Wednesday, October 20, 2010

Reflection of the Moonlight on a Loose Pane of Glass

Tormented (1960)
directed by Bert I. Gordon
rating: 4 out of 5 cravats
on DVD from Netflix

This low-budget delight is everything a ghost story should be: the low-end microcosm of a love affair gone bad to The Fog's moneyed sets and rich nautical history. Shot by Ernest Laszlo, Tormented can't match RKO for shadows sets, and apparently Bert Gordon never spent a dollar he didn't have to on actors or time. I'm reading a book about Val Lewton, and author Alexander Nemerov makes the case for a moment at the end of World War II when children began to deal more directly with death in films. Meet Me in St. Louis is perhaps the most famous example of this, and Nemerov writes - correctly, I think - that "Minnelli represents Halloween as the natural condition of a child's mind."
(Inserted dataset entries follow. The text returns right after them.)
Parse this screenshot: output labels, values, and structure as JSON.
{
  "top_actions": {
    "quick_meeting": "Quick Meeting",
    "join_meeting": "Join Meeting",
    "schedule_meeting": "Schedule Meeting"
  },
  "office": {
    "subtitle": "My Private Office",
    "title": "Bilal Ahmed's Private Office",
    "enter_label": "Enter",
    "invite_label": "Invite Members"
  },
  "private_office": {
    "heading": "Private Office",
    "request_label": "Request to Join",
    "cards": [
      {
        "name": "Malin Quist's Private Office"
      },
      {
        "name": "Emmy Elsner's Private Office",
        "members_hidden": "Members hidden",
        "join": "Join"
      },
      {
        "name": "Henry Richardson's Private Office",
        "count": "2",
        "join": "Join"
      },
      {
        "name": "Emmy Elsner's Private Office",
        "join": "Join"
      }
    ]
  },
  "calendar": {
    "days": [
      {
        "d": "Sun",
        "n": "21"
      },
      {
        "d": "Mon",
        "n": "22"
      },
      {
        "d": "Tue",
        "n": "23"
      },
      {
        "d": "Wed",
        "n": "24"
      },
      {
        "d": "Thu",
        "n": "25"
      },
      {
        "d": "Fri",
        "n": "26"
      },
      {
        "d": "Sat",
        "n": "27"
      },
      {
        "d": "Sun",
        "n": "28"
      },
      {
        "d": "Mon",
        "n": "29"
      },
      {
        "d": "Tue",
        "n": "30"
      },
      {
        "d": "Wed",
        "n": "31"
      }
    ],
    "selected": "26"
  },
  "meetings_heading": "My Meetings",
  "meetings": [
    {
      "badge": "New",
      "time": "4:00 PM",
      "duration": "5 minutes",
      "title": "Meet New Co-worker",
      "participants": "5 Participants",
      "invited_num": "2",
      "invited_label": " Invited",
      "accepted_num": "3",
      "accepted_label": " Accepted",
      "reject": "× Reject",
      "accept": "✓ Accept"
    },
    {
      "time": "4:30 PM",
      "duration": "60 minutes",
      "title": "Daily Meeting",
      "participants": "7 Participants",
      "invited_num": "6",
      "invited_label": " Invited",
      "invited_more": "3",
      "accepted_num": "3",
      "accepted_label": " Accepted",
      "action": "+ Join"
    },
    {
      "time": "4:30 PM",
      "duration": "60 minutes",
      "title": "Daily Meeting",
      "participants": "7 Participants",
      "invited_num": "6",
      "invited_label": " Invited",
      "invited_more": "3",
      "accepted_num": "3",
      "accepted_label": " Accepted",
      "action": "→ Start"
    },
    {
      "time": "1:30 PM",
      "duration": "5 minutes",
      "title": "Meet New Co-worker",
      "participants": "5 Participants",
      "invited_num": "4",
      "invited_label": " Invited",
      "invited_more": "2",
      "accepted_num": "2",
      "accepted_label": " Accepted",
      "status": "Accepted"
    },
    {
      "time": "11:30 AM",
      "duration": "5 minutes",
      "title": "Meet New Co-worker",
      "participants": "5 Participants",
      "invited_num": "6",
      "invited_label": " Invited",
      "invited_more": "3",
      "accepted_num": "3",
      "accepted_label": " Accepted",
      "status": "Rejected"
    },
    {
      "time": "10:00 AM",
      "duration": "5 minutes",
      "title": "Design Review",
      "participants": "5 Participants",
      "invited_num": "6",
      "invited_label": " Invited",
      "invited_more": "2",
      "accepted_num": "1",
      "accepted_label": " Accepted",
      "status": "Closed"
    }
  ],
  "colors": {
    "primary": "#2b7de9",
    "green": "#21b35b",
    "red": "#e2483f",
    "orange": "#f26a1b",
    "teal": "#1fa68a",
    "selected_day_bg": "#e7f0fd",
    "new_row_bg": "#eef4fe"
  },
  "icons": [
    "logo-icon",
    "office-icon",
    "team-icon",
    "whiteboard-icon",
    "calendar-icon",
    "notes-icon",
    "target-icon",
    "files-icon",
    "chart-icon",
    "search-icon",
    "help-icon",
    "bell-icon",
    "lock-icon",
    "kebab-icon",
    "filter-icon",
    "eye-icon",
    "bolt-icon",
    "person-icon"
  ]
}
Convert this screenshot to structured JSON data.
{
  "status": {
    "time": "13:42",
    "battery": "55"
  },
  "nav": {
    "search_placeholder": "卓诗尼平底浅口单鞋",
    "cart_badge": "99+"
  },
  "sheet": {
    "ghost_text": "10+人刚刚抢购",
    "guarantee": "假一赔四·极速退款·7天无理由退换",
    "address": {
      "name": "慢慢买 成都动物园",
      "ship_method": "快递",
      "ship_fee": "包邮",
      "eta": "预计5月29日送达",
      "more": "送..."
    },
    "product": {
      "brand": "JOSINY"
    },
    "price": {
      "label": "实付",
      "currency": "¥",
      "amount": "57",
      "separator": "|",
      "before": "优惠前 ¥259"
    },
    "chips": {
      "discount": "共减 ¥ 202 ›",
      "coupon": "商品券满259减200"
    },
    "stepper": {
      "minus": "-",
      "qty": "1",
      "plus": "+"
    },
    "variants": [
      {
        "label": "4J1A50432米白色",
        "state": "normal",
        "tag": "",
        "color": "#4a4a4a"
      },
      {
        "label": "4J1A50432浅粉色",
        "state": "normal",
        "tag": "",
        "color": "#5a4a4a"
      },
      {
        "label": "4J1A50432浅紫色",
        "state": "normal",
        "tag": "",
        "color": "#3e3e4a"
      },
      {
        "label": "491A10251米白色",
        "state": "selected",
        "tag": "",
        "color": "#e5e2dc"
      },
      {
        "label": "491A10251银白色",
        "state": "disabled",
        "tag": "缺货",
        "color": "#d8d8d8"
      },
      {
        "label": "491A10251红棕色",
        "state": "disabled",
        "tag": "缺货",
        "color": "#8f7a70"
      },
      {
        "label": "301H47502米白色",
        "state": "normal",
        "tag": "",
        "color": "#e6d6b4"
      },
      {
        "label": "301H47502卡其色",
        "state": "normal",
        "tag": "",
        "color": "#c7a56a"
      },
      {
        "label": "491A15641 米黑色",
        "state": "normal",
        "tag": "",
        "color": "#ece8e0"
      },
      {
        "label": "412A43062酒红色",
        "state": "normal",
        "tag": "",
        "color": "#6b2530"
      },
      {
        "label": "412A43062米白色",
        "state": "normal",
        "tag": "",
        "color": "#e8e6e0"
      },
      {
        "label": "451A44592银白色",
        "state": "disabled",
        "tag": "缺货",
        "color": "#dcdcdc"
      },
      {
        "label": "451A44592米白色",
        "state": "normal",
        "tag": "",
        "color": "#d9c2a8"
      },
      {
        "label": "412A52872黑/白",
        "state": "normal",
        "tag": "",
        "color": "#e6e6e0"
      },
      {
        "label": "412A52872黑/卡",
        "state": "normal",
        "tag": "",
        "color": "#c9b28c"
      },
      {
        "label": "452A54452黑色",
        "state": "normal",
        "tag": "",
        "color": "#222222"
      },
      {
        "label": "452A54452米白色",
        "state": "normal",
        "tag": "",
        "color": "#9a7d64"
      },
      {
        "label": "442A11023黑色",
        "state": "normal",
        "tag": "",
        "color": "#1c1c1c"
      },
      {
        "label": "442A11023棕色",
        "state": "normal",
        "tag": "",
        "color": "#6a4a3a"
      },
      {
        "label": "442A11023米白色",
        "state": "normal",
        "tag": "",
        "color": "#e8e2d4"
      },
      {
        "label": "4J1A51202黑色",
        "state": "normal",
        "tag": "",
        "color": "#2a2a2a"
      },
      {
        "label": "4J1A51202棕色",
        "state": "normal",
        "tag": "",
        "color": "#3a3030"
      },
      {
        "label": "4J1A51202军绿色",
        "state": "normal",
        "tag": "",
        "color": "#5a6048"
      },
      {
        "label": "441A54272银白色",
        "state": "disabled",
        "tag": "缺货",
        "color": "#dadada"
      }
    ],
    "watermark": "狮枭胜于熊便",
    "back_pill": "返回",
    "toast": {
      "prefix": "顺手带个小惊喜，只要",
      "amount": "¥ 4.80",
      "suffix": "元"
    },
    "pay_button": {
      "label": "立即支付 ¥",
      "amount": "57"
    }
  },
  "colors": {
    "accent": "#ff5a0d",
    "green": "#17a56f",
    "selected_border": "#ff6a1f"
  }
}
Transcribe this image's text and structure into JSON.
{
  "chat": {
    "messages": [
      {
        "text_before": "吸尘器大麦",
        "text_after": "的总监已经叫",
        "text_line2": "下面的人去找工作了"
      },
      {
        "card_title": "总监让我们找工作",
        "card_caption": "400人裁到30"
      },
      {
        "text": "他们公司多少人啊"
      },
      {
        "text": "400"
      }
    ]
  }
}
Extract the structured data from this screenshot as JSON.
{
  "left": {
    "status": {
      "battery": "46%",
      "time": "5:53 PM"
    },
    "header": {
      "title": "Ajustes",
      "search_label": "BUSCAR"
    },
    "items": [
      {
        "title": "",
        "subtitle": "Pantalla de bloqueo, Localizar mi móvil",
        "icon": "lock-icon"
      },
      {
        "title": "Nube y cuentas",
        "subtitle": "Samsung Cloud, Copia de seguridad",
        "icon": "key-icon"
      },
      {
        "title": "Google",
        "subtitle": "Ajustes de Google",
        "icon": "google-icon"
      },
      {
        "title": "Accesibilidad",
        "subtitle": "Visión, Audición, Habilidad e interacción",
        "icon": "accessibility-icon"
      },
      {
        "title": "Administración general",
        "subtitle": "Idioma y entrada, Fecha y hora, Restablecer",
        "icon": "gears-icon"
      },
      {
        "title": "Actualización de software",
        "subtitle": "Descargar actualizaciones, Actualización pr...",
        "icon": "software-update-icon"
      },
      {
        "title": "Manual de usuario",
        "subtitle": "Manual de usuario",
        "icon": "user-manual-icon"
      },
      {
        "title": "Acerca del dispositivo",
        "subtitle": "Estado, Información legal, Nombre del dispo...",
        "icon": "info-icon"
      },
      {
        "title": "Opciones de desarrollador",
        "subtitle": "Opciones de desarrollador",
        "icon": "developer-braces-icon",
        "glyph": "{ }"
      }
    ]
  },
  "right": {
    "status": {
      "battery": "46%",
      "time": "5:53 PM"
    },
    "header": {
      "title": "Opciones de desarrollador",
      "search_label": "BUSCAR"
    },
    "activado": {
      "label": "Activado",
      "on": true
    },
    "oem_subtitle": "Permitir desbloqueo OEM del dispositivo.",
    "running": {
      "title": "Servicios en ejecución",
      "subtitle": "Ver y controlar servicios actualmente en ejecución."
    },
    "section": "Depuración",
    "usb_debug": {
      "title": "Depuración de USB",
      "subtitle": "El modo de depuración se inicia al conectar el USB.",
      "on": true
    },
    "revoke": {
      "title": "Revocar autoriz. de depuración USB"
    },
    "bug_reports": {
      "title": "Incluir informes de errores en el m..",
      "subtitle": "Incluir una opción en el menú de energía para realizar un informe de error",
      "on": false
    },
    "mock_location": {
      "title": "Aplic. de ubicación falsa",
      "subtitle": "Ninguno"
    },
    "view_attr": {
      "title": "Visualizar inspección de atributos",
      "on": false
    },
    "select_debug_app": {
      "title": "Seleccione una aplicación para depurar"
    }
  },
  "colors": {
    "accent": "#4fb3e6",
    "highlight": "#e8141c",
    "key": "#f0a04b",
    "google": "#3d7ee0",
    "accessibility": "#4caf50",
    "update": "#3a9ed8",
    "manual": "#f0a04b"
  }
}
In Tormented, a child named Sandy is in love with her older sister's fiancée. He's a jazz pianist with a house by the sea, and the little girl - whose family is rich and lives nearby - comes to visit him when he practices. But before Tom can marry Meg, he has to break up with his old flame Vi, who visits the island where the movie takes place to tell Tom that she won't go quietly. She doesn't, but Sandy - the girl - is the only one willing to deal with Tom as he is.

There are few scenes in the movie without apparitions, voices from beyond, or the drift of coastal breezes through open windows. Tom breaks up with Vi in a lighthouse and runs into trouble with a local grifter who overhears the wrong piece of news at an open-air grill where Tom orders Pacific-side hamburgers. Between the guilt-stricken protagonist, a lost ring, and the Malibu and Catalina Island sets, you can almost conjure the sounds of the Casino Ballroom in the still of a Pennsylvania evening.

It's cheap to be sure, but it never relies on effects when a blind woman with a story to tell about a dead boy and his dog will set the scene better. It isn't a sense of humor you need to see past the surface (MST3K was wrong to lampoon this one), but lantern-light from Halloween. There aren't many movies I can imagine taking Orson Welles, Duke Ellington, and John Carpenter to see, but Tormented is one of them.